Mais cette vision serait précisément inacceptable du point de vue de la philosophie kantienne, avec son célèbre deuxième impératif catégorique « agis toujours de telle façon que tu traites l’humanité dans ta propre personne et dans celle d’autrui non pas comme un moyen mais toujours aussi comme une fin en soi » (Fondements de la métaphysique des mœurs). Cette conception morale s’oppose à l’utilitarisme en ce qu’elle refuse de considérer les personnes comme des « moyens » : un utilitariste considèrerait, en effet, l’isolement d’une personne malade comme un moyen d’obtenir une fin qui prime sur tout le reste, à savoir réduire les échanges et donc les contaminations. Au contraire de cette conception qui ne pense qu’aux conséquences, Kant envisage chaque action pour elle-même, « comme une fin en soi ». Or, laisser une personne en fin de vie mourir seule constitue une atteinte à sa dignité, car c’est ignorer que les rapports humains, le sens donné aux derniers échanges, le rôle de témoin que joue un proche veillant un mourant constituent l’humanité de l’être humain et possèdent une valeur intrinsèque. Et cela ne concerne pas que la fin de vie, même si ce moment critique de la vie prend un sens particulièrement fort (ce sont ces cas qui ont particulièrement occasionné des témoignages indignés), mais cela concerne aussi l’indifférence que l’interdiction des visites témoigne vis-à-vis de la vulnérabilité de nombreux malades, ou même de tout malade. « Dans ta propre personne et dans celle d’autrui » : Kant pointe par là notre condition commune de précarité potentielle (le malade, ce n’est pas seulement l’autre, mais aussi moi potentiellement dépendant un jour. C’est donc une autre façon de concevoir le groupe : ce n’est pas le collectif mais l’universel). Pour Kant, cette mesure veut ignorer que chaque personne compte et doit être considérée dans sa singularité. Rendre visite à un patient ne relève pas d’un acte superflu qui ne se serait là que pour satisfaire une envie de se voir, mais fait partie de la santé. Ainsi, en permettant que des personnes meurent seules, sans soutien, entourées uniquement de professionnels de santé anonymes, mais aussi en privant ceux qui leur survivent, d’une dernière phrase ou regard, cette règlementation a fait preuve d’un manque de considération, de respect de ces personnes. Aucun critère ne peut justifier une exception à ce droit d’être entouré de ses proches, qui constitue une façon digne de traiter les malades.
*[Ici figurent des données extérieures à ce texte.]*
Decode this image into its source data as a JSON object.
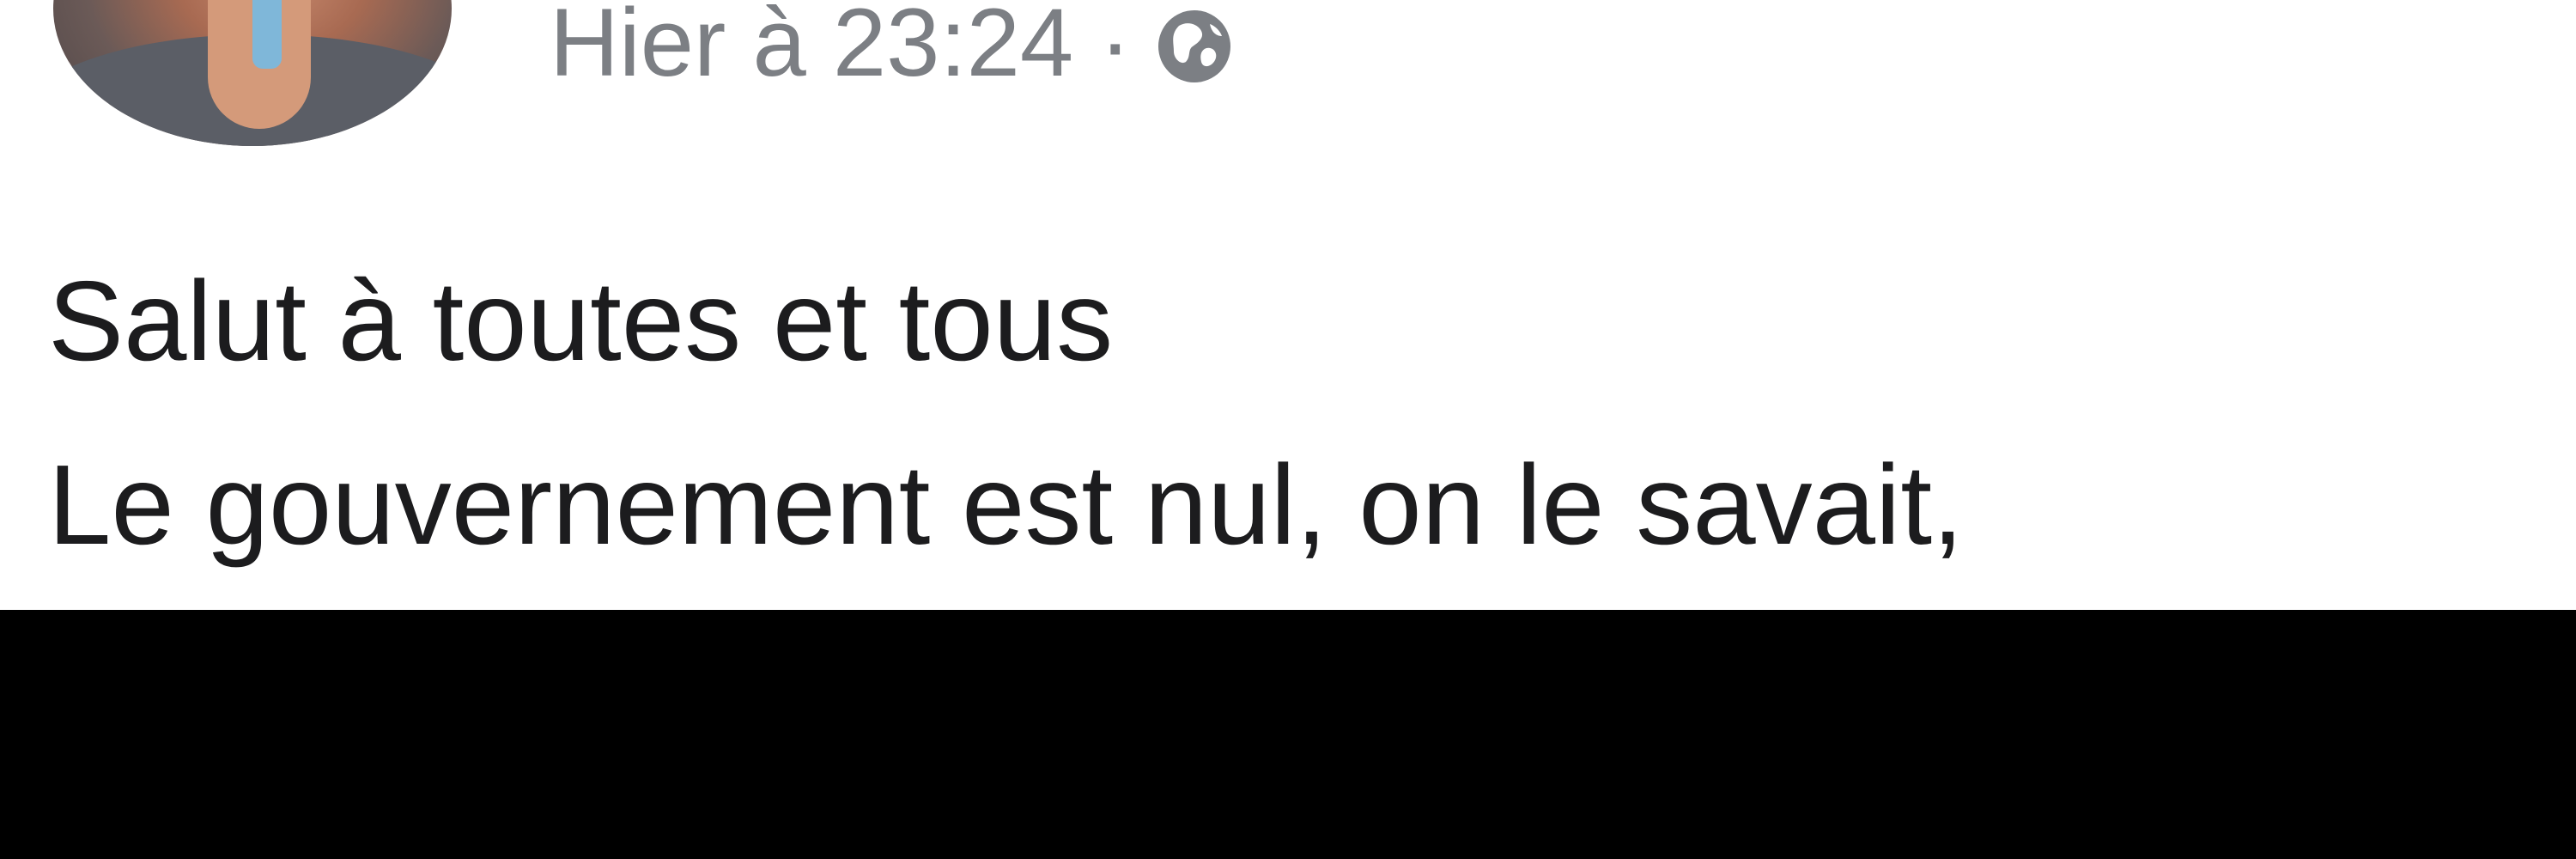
{
  "post": {
    "timestamp": "Hier à 23:24",
    "separator": "·",
    "privacy_icon": "globe-icon",
    "text_lines": [
      "Salut à toutes et tous",
      "Le gouvernement est nul, on le savait,"
    ]
  },
  "colors": {
    "background": "#ffffff",
    "meta_text": "#7c7f84",
    "body_text": "#1c1c1e",
    "redaction_bar": "#000000"
  }
}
Cette tension problématique forte traverse d’autres questionnements de la crise sanitaire : le confinement, le couvre-feu, les fermetures administratives de restaurant, de salle de spectacle sont utiles. Mais la dignité des personnes est mise à mal d’une façon insupportable car leurs droits fondamentaux sont bafoués (liberté de circuler, impossibilité de travailler). Cette question, bien qu’elle me paraisse plutôt aporétique (on pourra en débattre plus tard) mérite d’être posée. Mais il me semble finalement plus fécond d’apporter des éclairages obliques sur cette question, la nourrissant sans s’y perdre.

RÉGIME D’EXCEPTION

Je vais donc maintenant revenir sur la question de l’exception, et du régime d’exception.

En droit français, on parle d’état d’exception lorsque l’article 16 de la Constitution est utilisé pour donner des pouvoirs exceptionnels à l’exécutif et lui permettre d’émettre des lois d’exception, c’est-à-dire des mesures temporaires qui ont pour but de lutter contre une situation de danger car les moyens légaux habituels ne sont pas suffisants. Une loi d’exception a pour particularité de pouvoir restreindre certaines libertés fondamentales, comme la liberté d’aller et venir ou la liberté de réunion. C’est dans ce cadre que l’état d’urgence sanitaire a été instauré par la loi du 23 mars 2020. Les motifs qui peuvent déclencher un état d’urgence sont la mise en péril de l’État (menace de guerre, de coup d’état, de façon plus contemporaine de terrorisme). Le caractère sanitaire est une nouveauté législative. Donc, l’interdiction des visites aux patients est une règle d’exception qui s’inscrit dans cet état d’urgence sanitaire. Ce dernier a été ensuite renouvelé. Et depuis la loi du 31 mai 2021, nous sommes sous un « régime de sortie de l’état d’urgence sanitaire », qui a lui aussi été prolongé puis relayé par la loi du 11 novembre qui maintient ce régime de sortie jusqu’en juillet 2022. Ce régime de sortie, ce n’est plus l’état d’urgence mais toujours un régime où on peut prendre des mesures d’exceptions (limiter les déplacements, les réunions, fermer des commerces)…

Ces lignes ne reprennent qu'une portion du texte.